Musica
La musica bisestile. Giorno 115. Peter Gabriel
Dopo la separazione dai Genesis, questo disco fu la dimostrazione del fatto che, tolti i legacci in cui Tony Banks aveva castrato la band, Peter Gabriel restava non solo un grande musicista, ma si dimostrava essere l’anima musicale del gruppo
PETER GABRIEL
Ho sempre fatto molta fatica ad abituarmi ai cambiamenti, ed ho sempre odiato quando il componente importante di un gruppo se ne andava. Meglio sciogliersi, come fecero i Beatles, che perdere una delle colonne portanti, come Mauro Pagani della PFM, Ritchie Blackmore dei Deep Purple, Rick Wakeman degli Yes. Ma la “perdita” peggiore fu l’uscita di Peter Gabriel dai Genesis. Comprai “A Trick of the Tail”, mi dissi che era bello come sempre, ma la verità è che Banks, Ruterford ed Hackett facessero cantare quel pappagallo vanesio di Phil Collins mi sembra ancora oggi un’onta irreparabile.
Ma accanto a me c’era (come sempre) Daniele, che invece era molto più aperto e curioso, e si comprò il primo disco solista dell’ex pifferaio dei Genesis. Ed un pomeriggio a Grottarossa lo ascoltammo insieme, e capii subito che avevo, una volta ancora, turlupinato me stesso. Un capolavoro. Anzi: ad essere sinceri, quell’esordio solista di Peter Gabriel era molto più in sintonia con i Genesis che amo io di quanto gli altri siano mai riusciti a fare nei decenni successivi.Brani complessi, testi straordinari, musica addirittura un passo oltre, al di là dei vincoli stabiliti da Tony Banks, che hanno portato la band, anno dopo anno, a sfilacciarsi. Il disco del parabrezza nella pioggia era veramente l’ultimo disco dei Genesis.

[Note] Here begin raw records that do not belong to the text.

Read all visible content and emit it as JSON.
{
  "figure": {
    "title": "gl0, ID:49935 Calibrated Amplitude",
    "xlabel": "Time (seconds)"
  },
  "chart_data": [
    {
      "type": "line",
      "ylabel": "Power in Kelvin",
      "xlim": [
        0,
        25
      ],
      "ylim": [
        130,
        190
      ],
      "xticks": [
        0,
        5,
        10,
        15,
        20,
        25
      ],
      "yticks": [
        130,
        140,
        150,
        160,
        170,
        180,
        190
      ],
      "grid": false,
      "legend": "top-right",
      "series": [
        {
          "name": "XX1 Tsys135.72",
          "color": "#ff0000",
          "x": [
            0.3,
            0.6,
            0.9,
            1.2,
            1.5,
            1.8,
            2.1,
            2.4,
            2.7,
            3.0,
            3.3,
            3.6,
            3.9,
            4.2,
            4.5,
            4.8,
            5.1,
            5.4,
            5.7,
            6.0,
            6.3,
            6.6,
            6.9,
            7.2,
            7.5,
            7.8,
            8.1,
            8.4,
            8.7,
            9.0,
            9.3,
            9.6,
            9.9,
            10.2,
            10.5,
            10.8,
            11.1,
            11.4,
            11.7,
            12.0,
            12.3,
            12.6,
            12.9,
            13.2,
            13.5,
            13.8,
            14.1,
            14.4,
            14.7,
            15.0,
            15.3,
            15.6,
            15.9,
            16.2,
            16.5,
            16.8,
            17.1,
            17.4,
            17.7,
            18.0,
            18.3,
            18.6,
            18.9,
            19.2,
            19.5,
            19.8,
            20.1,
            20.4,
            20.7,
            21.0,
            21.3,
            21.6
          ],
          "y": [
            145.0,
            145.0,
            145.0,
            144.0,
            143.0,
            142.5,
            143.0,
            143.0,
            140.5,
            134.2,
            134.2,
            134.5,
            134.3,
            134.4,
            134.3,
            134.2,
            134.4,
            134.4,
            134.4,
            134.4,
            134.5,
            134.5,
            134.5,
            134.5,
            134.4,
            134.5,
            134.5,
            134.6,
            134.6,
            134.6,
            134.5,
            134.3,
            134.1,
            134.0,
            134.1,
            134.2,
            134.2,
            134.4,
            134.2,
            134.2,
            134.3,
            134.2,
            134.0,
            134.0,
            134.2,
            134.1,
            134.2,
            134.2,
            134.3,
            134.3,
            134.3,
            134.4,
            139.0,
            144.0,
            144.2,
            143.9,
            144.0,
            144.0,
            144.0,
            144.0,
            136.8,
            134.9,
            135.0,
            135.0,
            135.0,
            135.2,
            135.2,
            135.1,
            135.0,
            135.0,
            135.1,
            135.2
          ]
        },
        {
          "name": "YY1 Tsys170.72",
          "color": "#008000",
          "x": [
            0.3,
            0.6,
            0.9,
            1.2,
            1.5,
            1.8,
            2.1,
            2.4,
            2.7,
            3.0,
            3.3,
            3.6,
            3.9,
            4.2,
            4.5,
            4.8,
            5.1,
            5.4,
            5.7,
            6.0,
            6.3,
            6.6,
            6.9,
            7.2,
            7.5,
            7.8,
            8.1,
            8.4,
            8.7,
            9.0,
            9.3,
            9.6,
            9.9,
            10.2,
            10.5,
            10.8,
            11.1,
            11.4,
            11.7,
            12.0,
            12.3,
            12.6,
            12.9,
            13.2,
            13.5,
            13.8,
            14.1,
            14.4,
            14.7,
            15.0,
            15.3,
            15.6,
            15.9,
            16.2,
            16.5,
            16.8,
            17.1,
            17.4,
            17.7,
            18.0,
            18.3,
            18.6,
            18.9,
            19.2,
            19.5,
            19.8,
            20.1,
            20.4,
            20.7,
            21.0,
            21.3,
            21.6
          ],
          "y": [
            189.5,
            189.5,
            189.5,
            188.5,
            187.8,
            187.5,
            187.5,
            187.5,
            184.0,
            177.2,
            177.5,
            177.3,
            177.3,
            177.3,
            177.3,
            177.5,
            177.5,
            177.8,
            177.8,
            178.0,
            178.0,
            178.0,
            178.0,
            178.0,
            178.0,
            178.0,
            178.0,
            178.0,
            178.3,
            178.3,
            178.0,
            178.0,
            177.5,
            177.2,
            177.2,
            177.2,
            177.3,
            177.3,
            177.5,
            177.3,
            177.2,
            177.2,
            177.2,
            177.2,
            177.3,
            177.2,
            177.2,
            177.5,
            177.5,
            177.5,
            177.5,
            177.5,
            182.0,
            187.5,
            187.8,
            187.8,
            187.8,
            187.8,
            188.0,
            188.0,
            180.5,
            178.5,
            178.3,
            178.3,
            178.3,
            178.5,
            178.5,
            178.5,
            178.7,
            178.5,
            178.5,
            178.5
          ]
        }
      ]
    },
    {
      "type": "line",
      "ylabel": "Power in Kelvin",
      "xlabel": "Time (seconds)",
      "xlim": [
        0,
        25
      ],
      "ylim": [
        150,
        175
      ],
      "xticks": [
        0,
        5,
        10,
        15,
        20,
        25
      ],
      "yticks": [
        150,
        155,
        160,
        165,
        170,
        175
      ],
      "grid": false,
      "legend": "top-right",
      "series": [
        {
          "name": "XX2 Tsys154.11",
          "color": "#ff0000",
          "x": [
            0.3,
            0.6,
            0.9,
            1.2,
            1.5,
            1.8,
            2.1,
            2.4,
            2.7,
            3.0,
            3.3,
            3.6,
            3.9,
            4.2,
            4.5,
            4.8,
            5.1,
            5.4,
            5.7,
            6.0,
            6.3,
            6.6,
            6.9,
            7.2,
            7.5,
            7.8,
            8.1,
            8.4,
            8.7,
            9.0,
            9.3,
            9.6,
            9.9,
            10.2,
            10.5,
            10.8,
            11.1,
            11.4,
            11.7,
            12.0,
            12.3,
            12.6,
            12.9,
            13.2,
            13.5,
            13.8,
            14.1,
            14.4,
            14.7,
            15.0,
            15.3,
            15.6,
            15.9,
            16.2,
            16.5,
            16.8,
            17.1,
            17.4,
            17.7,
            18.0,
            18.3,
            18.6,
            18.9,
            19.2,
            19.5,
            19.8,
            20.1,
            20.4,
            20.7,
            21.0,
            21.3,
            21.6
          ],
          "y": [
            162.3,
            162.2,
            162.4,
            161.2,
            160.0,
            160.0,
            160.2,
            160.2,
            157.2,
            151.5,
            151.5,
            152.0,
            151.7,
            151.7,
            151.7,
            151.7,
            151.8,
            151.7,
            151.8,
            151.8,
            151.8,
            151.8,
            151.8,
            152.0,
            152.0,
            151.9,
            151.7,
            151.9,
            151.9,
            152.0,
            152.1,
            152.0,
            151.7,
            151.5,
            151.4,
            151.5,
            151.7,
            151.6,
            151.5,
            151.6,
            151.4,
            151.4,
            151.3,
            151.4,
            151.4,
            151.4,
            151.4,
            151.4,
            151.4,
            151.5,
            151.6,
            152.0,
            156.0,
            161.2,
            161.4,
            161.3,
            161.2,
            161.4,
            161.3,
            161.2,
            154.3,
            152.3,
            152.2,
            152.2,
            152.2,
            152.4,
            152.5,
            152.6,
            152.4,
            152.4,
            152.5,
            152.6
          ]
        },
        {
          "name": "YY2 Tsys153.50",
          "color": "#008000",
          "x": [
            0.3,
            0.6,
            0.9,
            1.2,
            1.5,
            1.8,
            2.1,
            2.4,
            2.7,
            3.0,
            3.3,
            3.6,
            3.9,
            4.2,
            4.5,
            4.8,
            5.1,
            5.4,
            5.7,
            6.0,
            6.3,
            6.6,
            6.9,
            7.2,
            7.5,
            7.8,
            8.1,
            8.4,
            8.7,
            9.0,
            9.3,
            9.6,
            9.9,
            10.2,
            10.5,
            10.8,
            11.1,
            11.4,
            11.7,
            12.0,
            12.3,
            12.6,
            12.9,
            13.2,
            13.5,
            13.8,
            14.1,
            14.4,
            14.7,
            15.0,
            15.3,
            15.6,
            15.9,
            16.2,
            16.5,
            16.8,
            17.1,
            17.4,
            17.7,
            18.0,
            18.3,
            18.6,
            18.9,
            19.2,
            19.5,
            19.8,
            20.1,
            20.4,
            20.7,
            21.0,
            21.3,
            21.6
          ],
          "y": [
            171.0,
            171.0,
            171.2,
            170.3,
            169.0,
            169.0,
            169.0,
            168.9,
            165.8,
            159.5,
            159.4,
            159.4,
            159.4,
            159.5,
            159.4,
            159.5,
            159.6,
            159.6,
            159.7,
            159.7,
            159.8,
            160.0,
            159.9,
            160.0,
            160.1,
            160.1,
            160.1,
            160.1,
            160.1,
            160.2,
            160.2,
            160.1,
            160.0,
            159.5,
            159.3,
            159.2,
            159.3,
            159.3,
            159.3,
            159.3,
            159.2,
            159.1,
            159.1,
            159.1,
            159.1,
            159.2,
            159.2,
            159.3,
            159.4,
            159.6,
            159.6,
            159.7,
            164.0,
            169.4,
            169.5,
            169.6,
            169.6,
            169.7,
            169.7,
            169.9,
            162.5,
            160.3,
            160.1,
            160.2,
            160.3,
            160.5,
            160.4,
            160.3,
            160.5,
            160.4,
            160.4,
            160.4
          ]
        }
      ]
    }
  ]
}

Del resto i musicisti che accompagnavano Peter Gabriel erano molto più bravi dei componenti dei Genesis: Steve Hunter, Tony Levin e Robert Fripp. Eppure anche quel disco fu la fine di qualcosa, perché Peter Gabriel non fece mai più dischi simili, da allora in poi l’attenzione spasmodica per la sezione ritmica ha completamente affogato la maggior parte delle sue melodie. Oggi, infatti, non lo ascolto più, mi annoia. So bene di dire un’eresia, ma Peter Gabriel, nonostante “So”, a mio parere ha vissuto di rendita, e questo resta il suo più grande capolavoro.